Multi-Cluster Migration Project (2022-2023)
Architected and executed migration of 20+ customer clusters from legacy infrastructure to modern Kubernetes platform. Designed comprehensive testing strategy, runbooks, and rollback procedures ensuring 100% successful migrations and data consistency.
Infrastructure Load Testing Framework (2021-2022)
Designed and implemented automated load testing framework supporting both performance benchmarking (10,000+ RPS) and chaos engineering (fuzzy testing). Framework validated platform scalability and identified bottlenecks before production impact.

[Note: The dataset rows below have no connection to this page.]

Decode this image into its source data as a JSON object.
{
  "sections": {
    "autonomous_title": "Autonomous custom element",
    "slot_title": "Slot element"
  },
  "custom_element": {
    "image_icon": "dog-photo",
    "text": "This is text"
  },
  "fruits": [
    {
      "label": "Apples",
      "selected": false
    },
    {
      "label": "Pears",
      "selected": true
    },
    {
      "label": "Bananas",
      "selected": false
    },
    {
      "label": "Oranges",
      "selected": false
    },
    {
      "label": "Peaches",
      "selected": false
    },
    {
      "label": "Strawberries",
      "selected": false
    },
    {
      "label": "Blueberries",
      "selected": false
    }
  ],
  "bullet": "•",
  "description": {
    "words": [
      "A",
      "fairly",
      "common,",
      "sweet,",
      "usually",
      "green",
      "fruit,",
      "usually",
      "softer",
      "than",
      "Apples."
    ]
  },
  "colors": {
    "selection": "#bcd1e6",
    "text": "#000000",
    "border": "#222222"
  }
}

High-Load Live Media Streaming Platform (2019-2021)
Led cross-functional team of 12 engineers (backend, frontend, DevOps) as Solution Architect and Team Lead, designing real-time media platform handling 10,000+ RPS with GPU-accelerated live video transcoding. Engineered secure content transition architecture (private VPC -> DMZ) and implemented content consistency verification algorithms ensuring data integrity across distributed storage.
Experience
- Led architecture and evolution of multi-cluster Kubernetes platform serving 20K+ edge devices in IoT industry (10,000+ RPS, 200+ microservices, 99.9% uptime) with SOC2 and GDPR compliance
- Implemented GitOps workflows with ArgoCD and Policy as Code governance, increasing deployment frequency from weekly to 50+ deploys/day while reducing deployment failures
- Designed air-gapped Kubernetes architecture and hybrid cloud solutions for regulated industries (government, defense, healthcare), enabling $2M+ in qualified sales pipeline through secure offline deployment capabilities
- Partnered with security and compliance teams to establish security scanning pipelines with Trivy and Snyk, secrets management with HashiCorp Vault, and FinOps practices using Kubecost for cost visibility
- Optimized infrastructure spend by 20% ($250K+ annually) through t-shirt sizing methodology, Karpenter autoscaling, Spot instances adoption, and right-sizing resource allocation strategies
- Built self-service developer platform reducing ops tickets by 60% through automated provisioning and standardized tooling
Backend: Go, Python, PostgreSQL, Redis, Kafka
Cloud: AWS-first (EKS, EC2, S3, RDS, Lambda) with Azure and GCP experience
Security & FinOps: HashiCorp Vault, Trivy, Snyk, Kubecost, Karpenter, Spot instances
- Led cross-functional team of 12 engineers (backend, frontend, DevOps) designing real-time media streaming platform for news industry handling 10,000+ RPS with GPU-accelerated live video transcoding
- Architected secure content delivery system with private VPC to DMZ transition and content consistency verification algorithms across distributed storage
- Led migration from monolithic infrastructure to containerized microservices, reducing deployment time by 80% while maintaining full-stack visibility from frontend to data layer
- Implemented CI/CD pipelines with Jenkins and GitLab CI, establishing IaC practices managing 100+ cloud resources
CI/CD: Jenkins, GitLab CI, Bash scripting
Monitoring: Prometheus, Grafana, ELK Stack
Cloud: AWS (EC2, ECS, CloudFront, RDS)
Full-stack development and DevOps across backend, frontend, and infrastructure. Built ETL pipelines processing 1M+ records/day, monitoring systems for 200+ services, and HIPAA-compliant infrastructure with Docker, Python, and Elasticsearch.